I have been doing a lot of research on attachment and have gotten in contact with a attachment therapist who we are hoping can offer some suggestions. The good news is that he is still very young. We can work on this and while it may take time, we are know we can help him to attach.

So what are we doing to help him?
  • Mimicking him - helping him understand that there is a connection to us. When he makes a noise, we repeat it. If he puts a block in the bucket, we put one in as well.This allows him to feel like he is important. If he makes a face we make it back. It also is a great way to show him how to mimic so he is able to learn to mimic us.
  • Meeting every cry - Because he never had his needs met at the orphanage when he cried, he learned not to cry. Now we are teaching him that he has a voice, his needs are important. Sometimes he will cry because he does not like to take his medicine or does not want his diaper changed, sorry son, those are things you will have to learn to accept. However, if he cries because he is tired, hungry, wet/poopy, or just wants to be held, those are cries we are answering and right way. 
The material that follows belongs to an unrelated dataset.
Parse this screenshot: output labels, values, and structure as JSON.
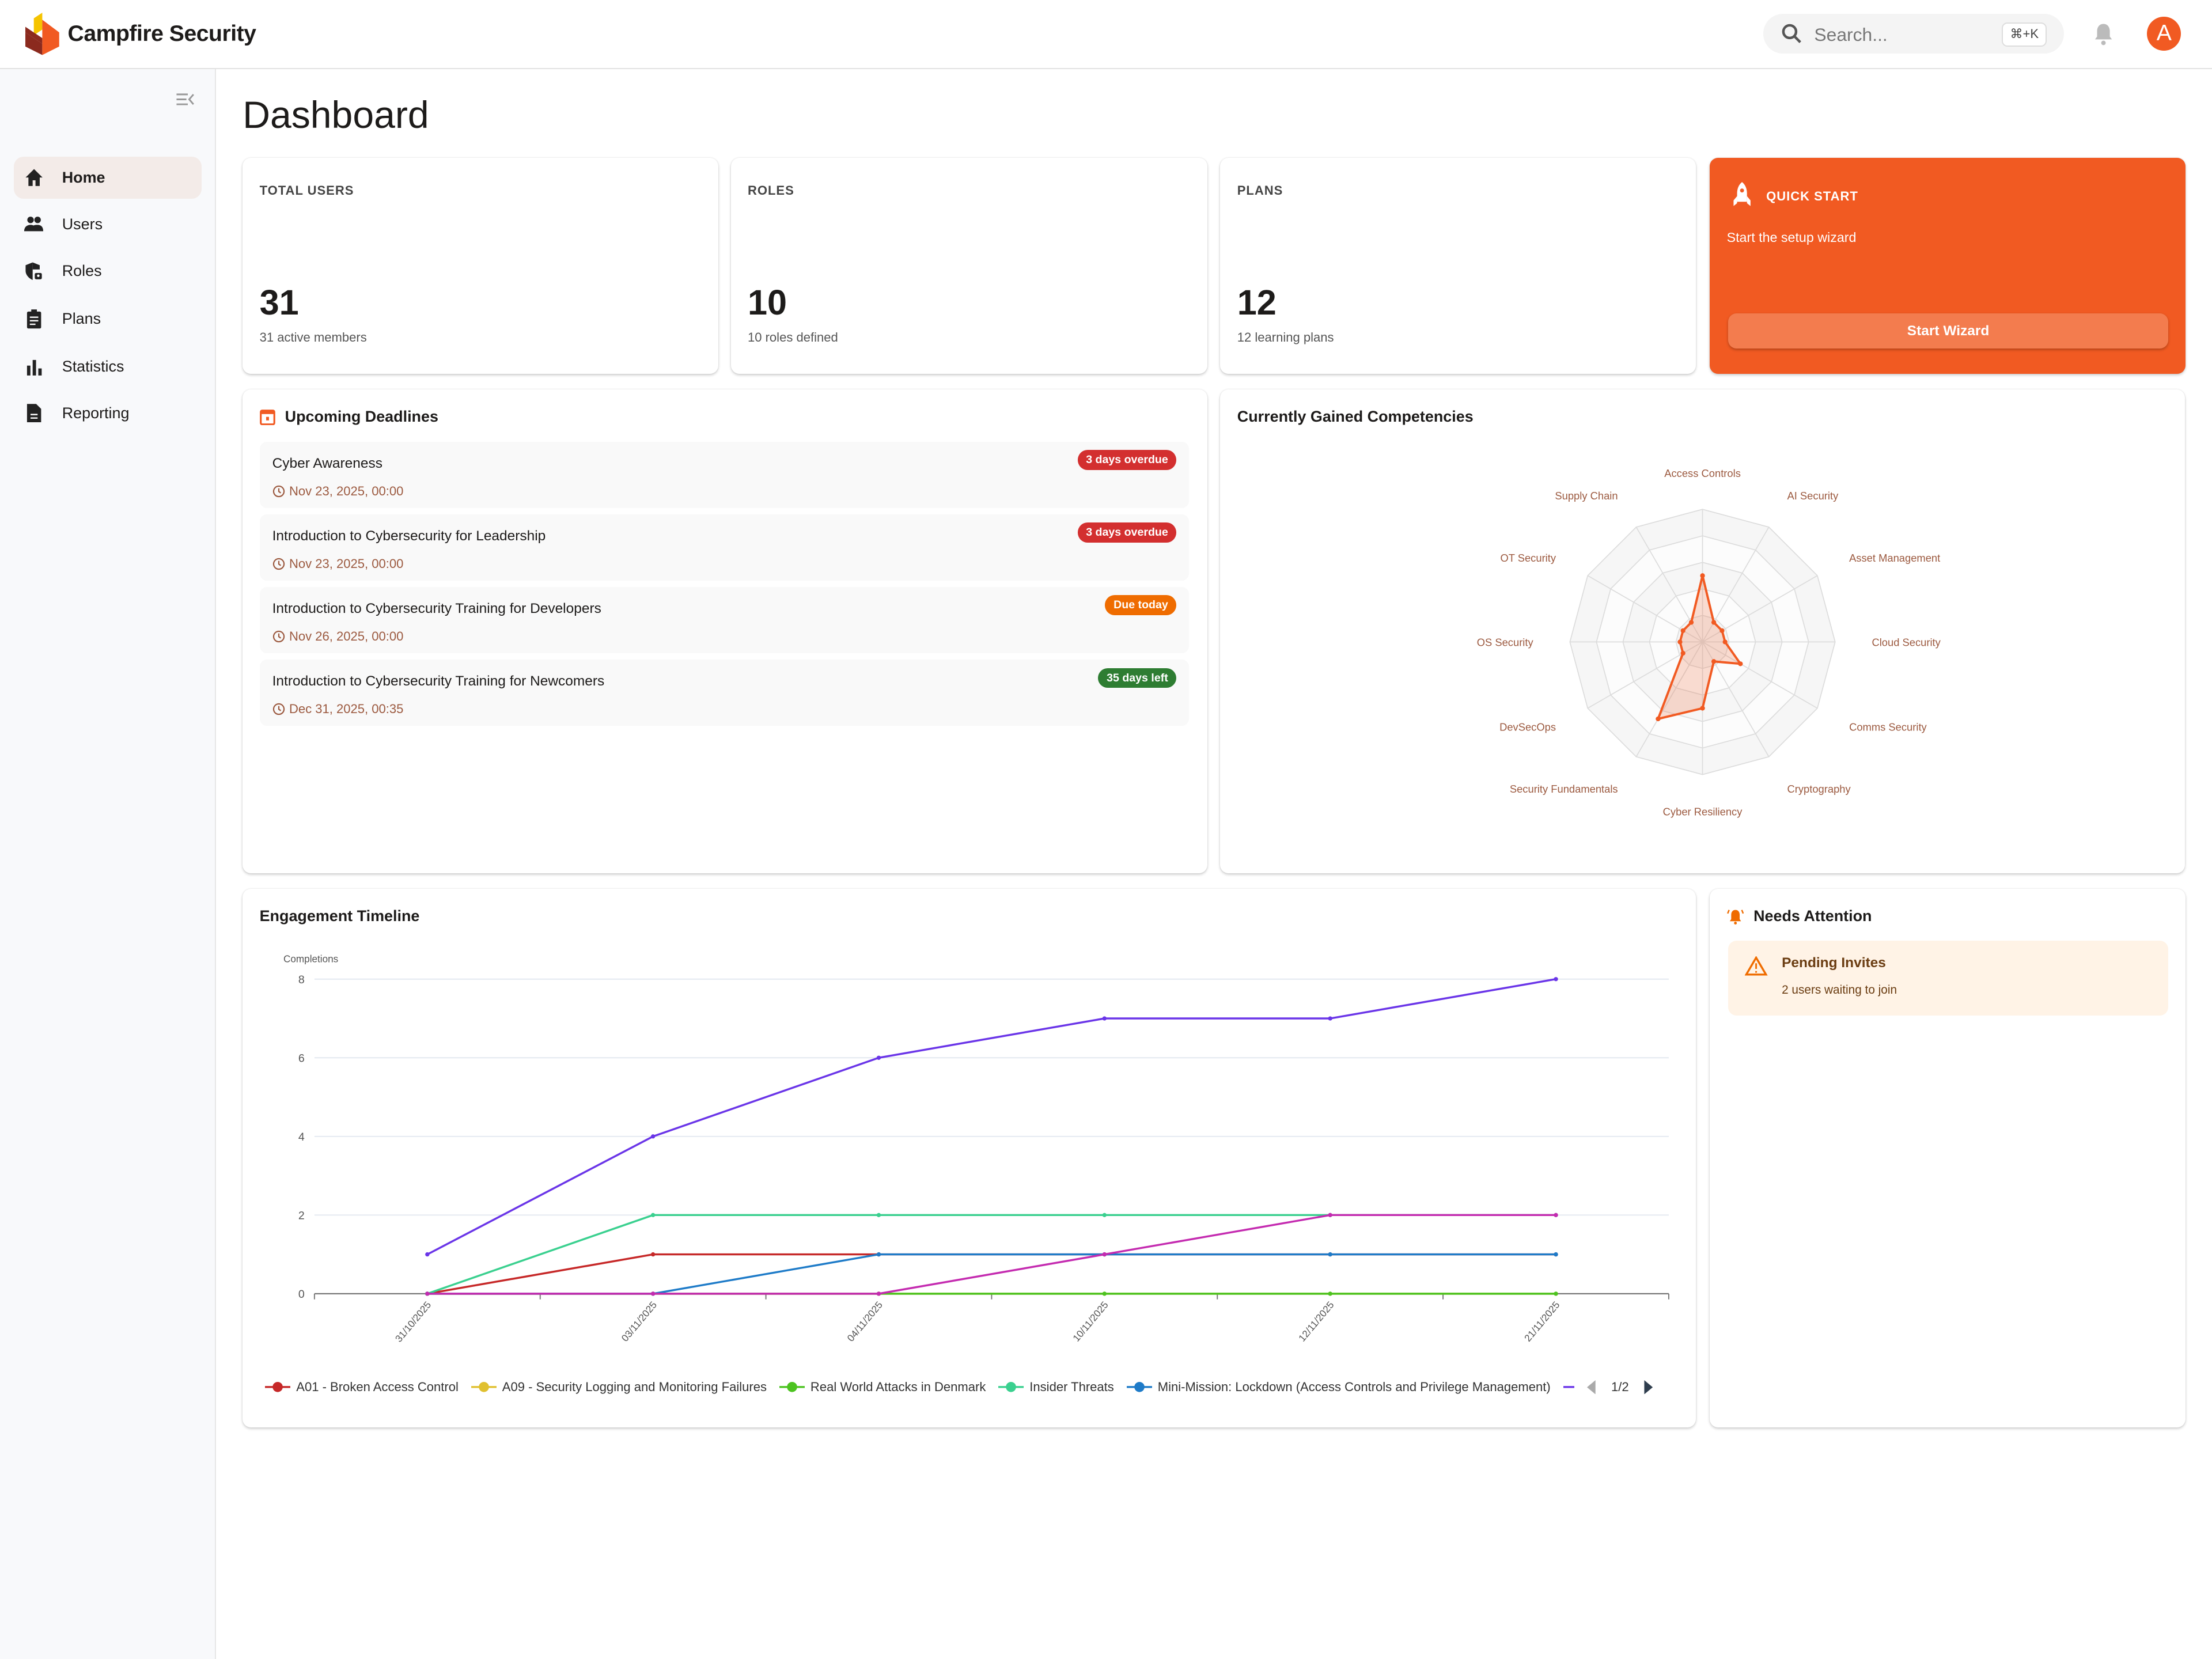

  • Lots of Praise - we want him to know that we notice him. He is just learning how to splash in the tub, so every time he splashes we clap and tell him how good he is doing. When he works on his PT/OT we are telling him how we are so proud of him. When he makes an effort to try something new, we give lots of praise.
  • Understanding - it can be really hard to see your child who is 15 months old and know that at 15 months they should be doing XYZ but they are not. You want them to meet those goals and milestones, however, we have to keep in mind that until we brought him home, he had never had the chance to do anything. It was as if he was a new born when he was home. So while age wise he is 15 months old, he has only had the last five and a half months to play with toys, to learn to sit up, to learn to crawl. I think that is pretty darn impressive!
  • Babying – this may seem like a no-brainer. After all, he is still very much a baby, however, when you are trying to help them gain some skills, you often forget that hey, it is ok if I still spoon feed, bottle feed, etc. He missed out on all those attachments of being fed, cuddled, loved, so now we are giving it to him every chance we get.
  • Adapting – After being a parent for 22 years, I am kind of set in my ways of how to parent. Veronika has easily accepted and is thriving in my normal parenting practices. With Gavyn, we are having to do things differently. I am learning how to parent a child with an attachment disorder, and accepting that the way I have always done things, is not what is best for Gavyn. By adapting the way I normally do things, we are able to meet his needs and help him learn to attach.
  • Seeking - I am constantly seeking more knowledge, trying to discover what MORE we can do to help him. This quest will not stop until I know we have helped him fully attach.
  • Persistence – Sometimes it can be frustrating and heart breaking. As a mother, seeing your child who is in your arms reach out to a stranger is very hard. It tears you to pieces. The key is to never give up, to know that one day, a stranger will walk by and he will not reach out, instead he will cling to you because he will want you instead.
This is not a complete list, as I learn more, the list will continue to grow.  But for now, we are starting to see some progress, and are very encouraged! 
Playing in the kitchen cabinet with the plastic wear - Veronika is very bold and was pulling everything out, Gavyn watched and waited until it was out before he would pick anything up. Having such a brave big sister to show him how to play is really helping Gavyn.